It’s not who starts a basketball game that matters most, Kansas coach Bill Self is fond of saying, it’s who finishes it.
In Saturday’s come-from-behind, 64-59 victory against Texas in Austin, Texas, the Jayhawks who finished it did so in style.
After Kevin Young was guilty of a passive defensive challenge on a bucket and then tossed away a wild pass, Self had seen enough. With 6:08 left and trailing by four points, KU’s 10th-year coach signaled Naadir Tharpe off the bench and told him to replace Young.
The move made Kansas nine inches shorter and 10 times better for the stretch run.
Sheldon McClellan drove for a bucket to pump the Longhorns’ lead to six points with 5:36 left. From that point, Jeff Withey and guards Tharpe, Elijah Johnson, Ben McLemore and Travis Releford teamed to play extraordinary defense, and the careless passing ceased. Kansas won the rest of the game, 17-6.
“We usually do it in late-game situations whenever we’re ahead to get our best free-throw shooters and ballhandlers in the game,” Self said of the lineup. “Nothing else was working. It was a muddy track all day. There was no rhythm, so I thought we might as well try it.”
It worked so well look for Self to try it earlier and more often, especially Tuesday night against Kansas State, which starts four guards.
UT’s small lineup at the time of the switch and Releford’s defensive versatility enabled Self to make the move without reservations. Self has been known to switch Releford onto the opposing point guard if Johnson and Tharpe can’t keep him from penetrating. When Kansas goes small, Releford guards the power forward. That makes the fifth-year senior from Bishop Miege High one valuable piece to the team likely to be ranked second in the nation when the Associated Press releases its college basketball poll today.
“They had (Ioannis Papapetrou) at the four, so it was a lineup that we actually could try it against and put Travis on him, and Travis was able to hold his own on him, when we did that,” Self said.
The coach didn’t substitute again until seven seconds remained. It made it tougher for Texas to handle the ball, as evidenced by three late turnovers, and to shoot (2-for-6). Meanwhile, Kansas made five of eight shots and didn’t turn it over in the final 5:55.
The strong finish can’t all be attributed to the lineup. Kansas consistently plays like the veteran team it is down the stretch, even on days such as Saturday when it lacks poise and pizazz earlier in the game. A young Texas team consistently self-destructs late.
But the success of the lineup for such a long stretch at the very least gives Kansas State coach Bruce Weber one more wrinkle for which to prepare going into the in-state rivalry between the Big 12’s only 4-0 teams.
It won’t come as a surprise to anybody if Self doesn’t wait until late in the game to use the four-guard lineup for significant stretches. It actually matches up better with K-State, which starts small guards Angel Rodriguez and Will Spradling, wings Shane Southwell and Rodney McGruder and power forward Thomas Gipson.

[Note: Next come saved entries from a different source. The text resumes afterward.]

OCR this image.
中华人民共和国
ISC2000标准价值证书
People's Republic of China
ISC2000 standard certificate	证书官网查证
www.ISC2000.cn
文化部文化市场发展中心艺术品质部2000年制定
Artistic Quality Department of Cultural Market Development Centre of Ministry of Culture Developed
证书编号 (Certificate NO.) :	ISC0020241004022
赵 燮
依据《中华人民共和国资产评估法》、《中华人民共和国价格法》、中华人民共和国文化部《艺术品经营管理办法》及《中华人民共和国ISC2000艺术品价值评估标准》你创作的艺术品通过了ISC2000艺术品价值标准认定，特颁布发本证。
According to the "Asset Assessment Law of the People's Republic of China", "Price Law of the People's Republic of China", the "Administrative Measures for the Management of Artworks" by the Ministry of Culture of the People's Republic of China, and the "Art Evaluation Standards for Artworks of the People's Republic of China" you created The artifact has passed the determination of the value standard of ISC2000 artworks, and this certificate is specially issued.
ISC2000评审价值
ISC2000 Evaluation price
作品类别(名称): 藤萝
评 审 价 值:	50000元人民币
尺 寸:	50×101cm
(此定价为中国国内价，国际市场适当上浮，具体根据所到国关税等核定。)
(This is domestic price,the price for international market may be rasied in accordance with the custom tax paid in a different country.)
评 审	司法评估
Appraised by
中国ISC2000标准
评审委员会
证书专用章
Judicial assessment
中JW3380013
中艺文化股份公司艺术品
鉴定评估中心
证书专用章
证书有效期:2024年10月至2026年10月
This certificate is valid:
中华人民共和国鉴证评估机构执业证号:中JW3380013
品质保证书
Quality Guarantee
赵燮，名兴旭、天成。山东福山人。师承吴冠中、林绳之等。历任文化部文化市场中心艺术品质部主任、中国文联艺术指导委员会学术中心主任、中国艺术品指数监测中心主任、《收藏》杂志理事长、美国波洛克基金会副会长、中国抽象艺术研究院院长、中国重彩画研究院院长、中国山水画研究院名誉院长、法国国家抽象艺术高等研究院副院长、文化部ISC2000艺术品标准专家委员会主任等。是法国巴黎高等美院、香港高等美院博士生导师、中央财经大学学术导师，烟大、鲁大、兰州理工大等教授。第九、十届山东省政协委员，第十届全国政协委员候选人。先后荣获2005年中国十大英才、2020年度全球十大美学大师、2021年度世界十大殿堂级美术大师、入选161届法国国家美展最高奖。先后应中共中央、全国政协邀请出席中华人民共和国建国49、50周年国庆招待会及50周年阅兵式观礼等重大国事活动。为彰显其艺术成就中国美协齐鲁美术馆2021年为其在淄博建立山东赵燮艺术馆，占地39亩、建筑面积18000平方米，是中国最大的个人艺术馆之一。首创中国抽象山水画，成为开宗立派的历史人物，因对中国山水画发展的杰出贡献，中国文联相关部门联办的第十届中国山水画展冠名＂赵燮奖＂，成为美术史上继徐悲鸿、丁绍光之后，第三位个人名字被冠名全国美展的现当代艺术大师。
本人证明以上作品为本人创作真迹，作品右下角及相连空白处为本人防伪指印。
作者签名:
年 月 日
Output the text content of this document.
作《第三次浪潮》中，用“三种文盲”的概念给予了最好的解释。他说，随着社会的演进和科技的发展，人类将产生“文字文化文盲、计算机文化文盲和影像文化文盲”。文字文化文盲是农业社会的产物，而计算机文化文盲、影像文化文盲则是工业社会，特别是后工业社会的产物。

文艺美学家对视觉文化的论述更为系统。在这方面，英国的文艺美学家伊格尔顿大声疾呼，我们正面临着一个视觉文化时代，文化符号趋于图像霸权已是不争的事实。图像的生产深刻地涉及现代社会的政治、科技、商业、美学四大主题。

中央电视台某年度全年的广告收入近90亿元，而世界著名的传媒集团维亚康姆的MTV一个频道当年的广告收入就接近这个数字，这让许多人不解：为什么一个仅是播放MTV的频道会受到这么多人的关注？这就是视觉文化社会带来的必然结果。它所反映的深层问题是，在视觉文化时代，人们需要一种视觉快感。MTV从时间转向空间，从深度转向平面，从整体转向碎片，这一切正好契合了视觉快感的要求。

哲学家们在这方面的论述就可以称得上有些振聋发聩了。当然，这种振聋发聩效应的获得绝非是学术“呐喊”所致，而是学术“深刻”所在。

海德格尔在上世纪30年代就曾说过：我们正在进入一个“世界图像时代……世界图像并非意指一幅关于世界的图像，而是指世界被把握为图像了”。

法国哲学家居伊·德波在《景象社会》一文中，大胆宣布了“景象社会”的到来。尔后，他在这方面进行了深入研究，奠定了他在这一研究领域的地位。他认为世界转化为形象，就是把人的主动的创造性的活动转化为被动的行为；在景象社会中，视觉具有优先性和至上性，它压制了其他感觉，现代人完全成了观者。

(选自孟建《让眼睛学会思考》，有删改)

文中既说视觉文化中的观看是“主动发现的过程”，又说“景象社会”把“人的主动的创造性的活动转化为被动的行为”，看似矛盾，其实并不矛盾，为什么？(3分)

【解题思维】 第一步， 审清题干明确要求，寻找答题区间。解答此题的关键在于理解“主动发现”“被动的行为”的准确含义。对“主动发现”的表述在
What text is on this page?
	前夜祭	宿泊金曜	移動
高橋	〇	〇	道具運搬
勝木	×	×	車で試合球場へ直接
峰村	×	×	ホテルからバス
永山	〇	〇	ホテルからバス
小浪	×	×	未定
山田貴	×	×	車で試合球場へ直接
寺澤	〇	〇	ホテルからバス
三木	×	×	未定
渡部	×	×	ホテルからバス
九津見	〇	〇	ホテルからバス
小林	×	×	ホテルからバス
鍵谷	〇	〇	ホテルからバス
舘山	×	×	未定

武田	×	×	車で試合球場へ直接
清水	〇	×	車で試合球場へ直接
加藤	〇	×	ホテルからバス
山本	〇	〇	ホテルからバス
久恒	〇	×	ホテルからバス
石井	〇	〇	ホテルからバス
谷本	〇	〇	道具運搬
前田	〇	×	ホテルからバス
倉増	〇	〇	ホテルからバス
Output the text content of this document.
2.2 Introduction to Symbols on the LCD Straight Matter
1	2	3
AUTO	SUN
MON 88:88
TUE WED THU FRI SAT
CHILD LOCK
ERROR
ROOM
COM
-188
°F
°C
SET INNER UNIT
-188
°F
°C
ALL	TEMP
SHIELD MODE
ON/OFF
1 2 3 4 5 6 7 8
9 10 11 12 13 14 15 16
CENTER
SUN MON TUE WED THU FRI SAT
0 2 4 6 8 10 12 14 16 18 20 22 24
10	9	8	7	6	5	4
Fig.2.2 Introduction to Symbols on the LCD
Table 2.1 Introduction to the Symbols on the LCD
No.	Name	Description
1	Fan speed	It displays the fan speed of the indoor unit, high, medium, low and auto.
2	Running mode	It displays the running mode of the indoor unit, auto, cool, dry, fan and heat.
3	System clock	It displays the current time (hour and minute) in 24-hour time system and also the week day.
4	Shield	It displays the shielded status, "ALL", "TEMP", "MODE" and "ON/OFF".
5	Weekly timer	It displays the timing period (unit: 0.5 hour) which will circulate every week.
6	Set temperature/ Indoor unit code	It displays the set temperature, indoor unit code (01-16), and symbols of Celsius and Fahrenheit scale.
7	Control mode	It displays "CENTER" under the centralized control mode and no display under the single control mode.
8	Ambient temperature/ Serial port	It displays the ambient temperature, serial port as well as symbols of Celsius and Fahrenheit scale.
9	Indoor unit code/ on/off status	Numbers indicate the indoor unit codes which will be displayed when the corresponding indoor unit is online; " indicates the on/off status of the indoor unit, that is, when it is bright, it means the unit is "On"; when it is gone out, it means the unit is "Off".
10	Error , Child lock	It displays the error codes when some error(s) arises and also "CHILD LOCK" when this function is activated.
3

The Wildcats responded to Weber’s move to a smaller lineup with the eight-game streak they take into Tuesday’s showdown.
Even excluding the five inches Withey has on Gipson, KU’s small lineup is bigger by an insignificant three-quarters of an inch per man than K-State’s. Discounting the 35 pounds Gipson has on Withey, Kansas State’s other four starters weigh an insignificant one pound per man more than the four guards in KU’s small lineup.
With Tharpe on Rodriguez, Johnson on Spradling, McLemore on Southwell and Releford on McGruder, there isn’t an obvious match-up for the Wildcats to single out as a vulnerable one.
If Kansas looks to exploit Withey’s height advantage against Gipson, Weber has the option of bringing 6-foot-11 shot-blocker Jordan Henriquez off the bench.
Whichever 10 players are on the floor, the student-heavy Bramlage Coliseum crowd, which produces one of the conference’s liveliest atmospheres, will shake the place.
Big game, so big that somebody has a red face for not putting it on national TV.